The airport liquor store had a snazzy 30 year old Brora I wouldn’t have minded a nip of, however the $899 price tag had me spinning in a hurry.  No thanks.

(Three hours into the flight finds me at about page 425.  Yikes!)

Some initial malfunctions (WTF?!?!) with the aircraft (A330, I think) led to us taxiing back off the runway for a quick check regarding a warning light which the captain assured us was most likely ‘spurious’.  Apparently it had something to do with the a/c.  Hmmmm… ‘Captain…I’d like a new plane please’.  Alas…lifted off no more than 15 minutes later in the same battered old tin can.  Think someone just stuck a piece of tape across the warning light.  “Uh…not flashing now, Captain.” 

The flight itself?  Well…a stick of butter to grease my way into my seat and a shoehorn to get back out may have made things a bit easier.  In the words of Billy Connolly, “Jesus suffering f*ck”.  We were packed in there like so many sardines.  The irritably of the passengers regarding the plane itself was made vocal on more than one occasion.  Oh well…discount flight.  What do you really expect.  This is coach, after all.  Don’t like it?  Upgrade.  The delightful little lass in the seat in front of me wasted no time expressing her thoughts on her seat to the crew in an expletive-laden diatribe.  Ironically, she was at the front of our row, so had ample legroom and took the storage under her seat, which of course should have been for my bag.  Oh well.  Hope the little princess was more sunny when she got to wherever she was going. 

Oh, yeah…toss in a screaming baby behind me, that the parents thought was obviously too distraught to comfort (?!?!).  Yep…lovely flight.

A piece of advice (or maybe it’s a plea) for the masses…We all love sour cream and onion potato chips (crisps, for our UK friends), but in close quarters when you are not the one eating them…ugh…please don’t do that to others.  The smell is wretched.

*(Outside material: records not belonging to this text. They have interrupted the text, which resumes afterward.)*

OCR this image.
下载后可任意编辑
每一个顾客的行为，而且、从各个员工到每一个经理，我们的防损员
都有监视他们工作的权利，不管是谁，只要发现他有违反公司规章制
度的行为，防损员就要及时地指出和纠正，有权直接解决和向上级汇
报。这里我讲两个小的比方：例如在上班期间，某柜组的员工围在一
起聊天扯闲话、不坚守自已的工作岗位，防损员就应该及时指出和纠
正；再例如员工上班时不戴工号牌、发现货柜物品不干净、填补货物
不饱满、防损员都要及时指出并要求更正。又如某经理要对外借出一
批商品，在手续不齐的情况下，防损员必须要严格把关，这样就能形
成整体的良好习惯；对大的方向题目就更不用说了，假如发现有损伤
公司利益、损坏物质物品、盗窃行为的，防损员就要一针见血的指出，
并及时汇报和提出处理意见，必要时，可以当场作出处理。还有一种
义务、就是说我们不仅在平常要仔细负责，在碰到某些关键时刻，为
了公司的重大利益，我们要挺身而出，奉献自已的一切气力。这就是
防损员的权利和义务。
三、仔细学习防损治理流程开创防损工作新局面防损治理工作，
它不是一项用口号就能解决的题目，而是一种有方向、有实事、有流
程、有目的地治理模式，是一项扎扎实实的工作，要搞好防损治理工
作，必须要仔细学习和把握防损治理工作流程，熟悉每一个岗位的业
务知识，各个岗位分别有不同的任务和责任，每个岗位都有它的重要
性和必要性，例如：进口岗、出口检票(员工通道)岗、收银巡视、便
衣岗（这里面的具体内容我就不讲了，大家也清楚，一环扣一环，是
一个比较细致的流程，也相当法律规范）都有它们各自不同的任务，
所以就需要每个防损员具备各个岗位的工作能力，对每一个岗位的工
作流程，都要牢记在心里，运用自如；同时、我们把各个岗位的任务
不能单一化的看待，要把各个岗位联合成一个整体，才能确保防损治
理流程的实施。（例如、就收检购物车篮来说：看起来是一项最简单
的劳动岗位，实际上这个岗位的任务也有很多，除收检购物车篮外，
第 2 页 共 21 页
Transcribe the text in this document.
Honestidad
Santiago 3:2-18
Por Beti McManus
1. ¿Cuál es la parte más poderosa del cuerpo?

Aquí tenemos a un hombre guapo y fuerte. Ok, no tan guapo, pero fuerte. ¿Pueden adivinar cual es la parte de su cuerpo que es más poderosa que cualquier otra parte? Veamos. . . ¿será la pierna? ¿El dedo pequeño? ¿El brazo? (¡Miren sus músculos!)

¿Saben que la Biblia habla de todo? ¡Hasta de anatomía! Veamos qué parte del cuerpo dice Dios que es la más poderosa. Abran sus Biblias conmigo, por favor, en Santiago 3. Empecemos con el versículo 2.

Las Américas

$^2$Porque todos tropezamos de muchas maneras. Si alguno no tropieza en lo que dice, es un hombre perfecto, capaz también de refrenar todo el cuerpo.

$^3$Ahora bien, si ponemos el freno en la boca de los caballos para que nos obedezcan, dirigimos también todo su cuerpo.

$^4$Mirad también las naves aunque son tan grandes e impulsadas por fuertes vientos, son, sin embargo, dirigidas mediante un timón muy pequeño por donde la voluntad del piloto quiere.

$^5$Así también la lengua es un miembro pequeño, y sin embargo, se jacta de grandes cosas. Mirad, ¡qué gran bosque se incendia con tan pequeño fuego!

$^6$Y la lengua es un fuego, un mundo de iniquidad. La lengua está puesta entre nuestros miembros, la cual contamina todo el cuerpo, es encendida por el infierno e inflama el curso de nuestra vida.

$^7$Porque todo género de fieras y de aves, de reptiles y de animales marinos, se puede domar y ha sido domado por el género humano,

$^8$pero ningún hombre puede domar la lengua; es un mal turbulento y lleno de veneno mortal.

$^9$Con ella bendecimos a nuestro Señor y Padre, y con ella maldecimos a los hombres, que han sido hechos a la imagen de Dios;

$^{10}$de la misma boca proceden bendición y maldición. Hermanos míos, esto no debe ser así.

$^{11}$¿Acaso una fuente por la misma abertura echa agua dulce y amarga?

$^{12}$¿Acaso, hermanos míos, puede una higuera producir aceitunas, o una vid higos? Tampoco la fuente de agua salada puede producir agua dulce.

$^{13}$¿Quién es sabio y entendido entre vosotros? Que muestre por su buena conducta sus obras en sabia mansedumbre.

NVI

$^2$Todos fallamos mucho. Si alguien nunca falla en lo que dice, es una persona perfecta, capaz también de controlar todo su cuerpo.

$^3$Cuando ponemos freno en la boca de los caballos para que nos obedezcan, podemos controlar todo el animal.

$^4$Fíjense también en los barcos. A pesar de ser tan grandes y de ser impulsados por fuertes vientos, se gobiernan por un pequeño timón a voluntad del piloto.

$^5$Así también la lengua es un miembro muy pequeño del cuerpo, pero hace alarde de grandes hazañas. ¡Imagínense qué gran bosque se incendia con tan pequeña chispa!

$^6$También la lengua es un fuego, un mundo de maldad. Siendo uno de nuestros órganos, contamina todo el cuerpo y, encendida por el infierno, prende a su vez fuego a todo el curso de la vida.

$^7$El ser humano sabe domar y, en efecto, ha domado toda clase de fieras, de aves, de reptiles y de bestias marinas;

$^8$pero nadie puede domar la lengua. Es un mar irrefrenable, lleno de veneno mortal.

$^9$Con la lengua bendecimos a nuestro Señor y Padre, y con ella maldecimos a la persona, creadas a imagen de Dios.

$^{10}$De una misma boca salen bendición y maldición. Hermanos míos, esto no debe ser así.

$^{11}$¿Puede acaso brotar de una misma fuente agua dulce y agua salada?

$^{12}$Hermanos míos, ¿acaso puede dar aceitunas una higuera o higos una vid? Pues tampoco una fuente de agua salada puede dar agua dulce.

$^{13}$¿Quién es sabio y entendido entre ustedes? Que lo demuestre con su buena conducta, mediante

After a surprisingly edible, though aesthetically challenging, meal I sat back with a cup of coffee (a familiar flavor I haven’t had since my last European excursion) and a little notebook to scribble away a few thoughts.  Consider yourself caught up for the moment.

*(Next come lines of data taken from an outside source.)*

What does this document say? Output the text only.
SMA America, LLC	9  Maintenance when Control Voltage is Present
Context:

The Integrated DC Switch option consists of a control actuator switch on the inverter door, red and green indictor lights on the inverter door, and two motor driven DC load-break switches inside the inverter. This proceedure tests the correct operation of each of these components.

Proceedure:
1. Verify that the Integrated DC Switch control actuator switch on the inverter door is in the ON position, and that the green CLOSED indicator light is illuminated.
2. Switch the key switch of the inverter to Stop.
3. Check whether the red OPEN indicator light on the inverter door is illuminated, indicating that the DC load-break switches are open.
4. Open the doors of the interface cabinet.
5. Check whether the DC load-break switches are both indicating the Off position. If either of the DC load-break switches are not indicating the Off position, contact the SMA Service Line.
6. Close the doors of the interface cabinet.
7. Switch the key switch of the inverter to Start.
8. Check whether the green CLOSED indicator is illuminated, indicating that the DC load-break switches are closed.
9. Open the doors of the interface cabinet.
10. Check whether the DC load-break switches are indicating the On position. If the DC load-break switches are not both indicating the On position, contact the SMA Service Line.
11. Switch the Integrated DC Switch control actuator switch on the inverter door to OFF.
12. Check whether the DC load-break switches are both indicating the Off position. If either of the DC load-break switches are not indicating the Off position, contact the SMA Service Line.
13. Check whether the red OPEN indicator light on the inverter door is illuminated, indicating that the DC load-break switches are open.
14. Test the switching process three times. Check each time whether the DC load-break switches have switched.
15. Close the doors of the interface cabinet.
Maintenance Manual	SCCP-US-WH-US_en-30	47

Now…back to Japanese Feudal life…

There is something that sets me thinking Heathen thoughts while crossing the pass (Greenland/Iceland) on my way to a place where the Vikings roamed and did…well…Viking things.  The sounds of Drudkh, Burzum, Agalloch and the Soundtrack to The Wicker Man on my iPod are great accompaniment.  They also help to drown out the murmurs of the other passengers and allow me to write and read my book without disruption.  Right now I am listening to ‘Corn Rigs’. 

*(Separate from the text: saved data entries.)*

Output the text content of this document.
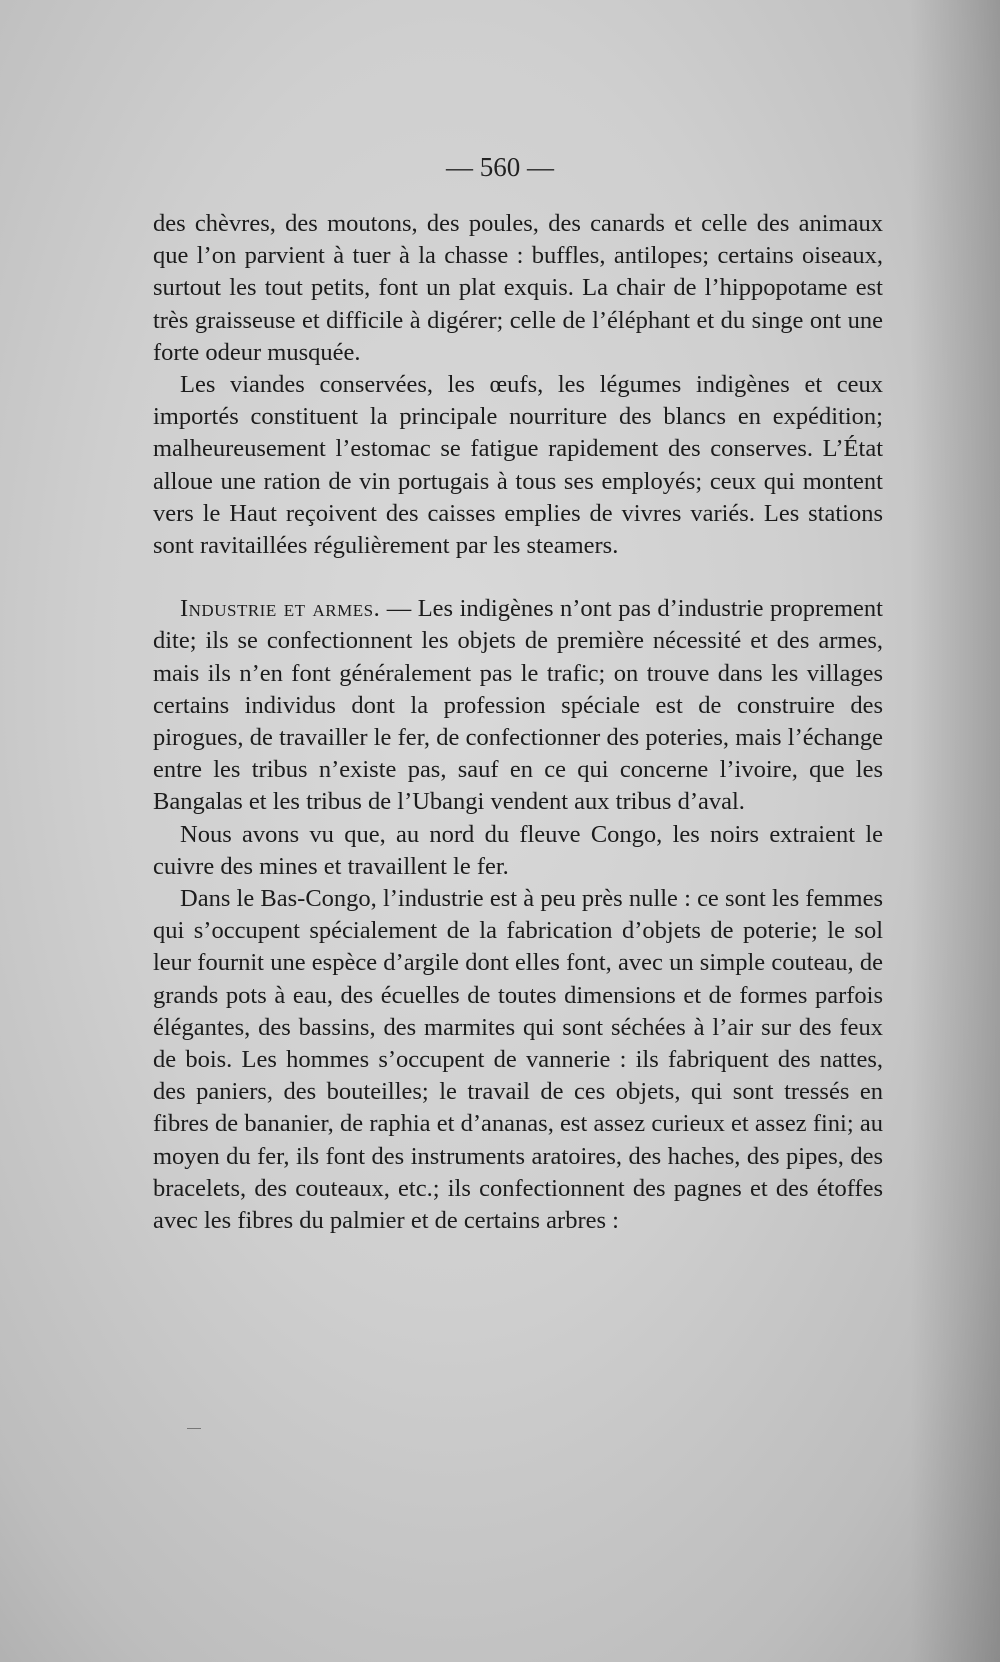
— 560 —

des chèvres, des moutons, des poules, des canards et celle des animaux que l’on parvient à tuer à la chasse : buffles, antilopes; certains oiseaux, surtout les tout petits, font un plat exquis. La chair de l’hippopotame est très graisseuse et difficile à digérer; celle de l’éléphant et du singe ont une forte odeur musquée.

Les viandes conservées, les œufs, les légumes indigènes et ceux importés constituent la principale nourriture des blancs en expédition; malheureusement l’estomac se fatigue rapidement des conserves. L’État alloue une ration de vin portugais à tous ses employés; ceux qui montent vers le Haut reçoivent des caisses emplies de vivres variés. Les stations sont ravitaillées régulièrement par les steamers.

Industrie et armes. — Les indigènes n’ont pas d’industrie proprement dite; ils se confectionnent les objets de première nécessité et des armes, mais ils n’en font généralement pas le trafic; on trouve dans les villages certains individus dont la profession spéciale est de construire des pirogues, de travailler le fer, de confectionner des poteries, mais l’échange entre les tribus n’existe pas, sauf en ce qui concerne l’ivoire, que les Bangalas et les tribus de l’Ubangi vendent aux tribus d’aval.

Nous avons vu que, au nord du fleuve Congo, les noirs extraient le cuivre des mines et travaillent le fer.

Dans le Bas-Congo, l’industrie est à peu près nulle : ce sont les femmes qui s’occupent spécialement de la fabrication d’objets de poterie; le sol leur fournit une espèce d’argile dont elles font, avec un simple couteau, de grands pots à eau, des écuelles de toutes dimensions et de formes parfois élégantes, des bassins, des marmites qui sont séchées à l’air sur des feux de bois. Les hommes s’occupent de vannerie : ils fabriquent des nattes, des paniers, des bouteilles; le travail de ces objets, qui sont tressés en fibres de bananier, de raphia et d’ananas, est assez curieux et assez fini; au moyen du fer, ils font des instruments aratoires, des haches, des pipes, des bracelets, des couteaux, etc.; ils confectionnent des pagnes et des étoffes avec les fibres du palmier et de certains arbres :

Out my window I think I can see the first line of light along the curve of the horizon.  Looking down I can see the fragmented body of Iceland as we race to meet the rising of the sun over Scotland.  It is 4:25 am and less than two hours till touchdown in Glasgow.  A wee while back I could see the snow covered peaks and shadowed ridges of Greenland.  Phenomenal beauty.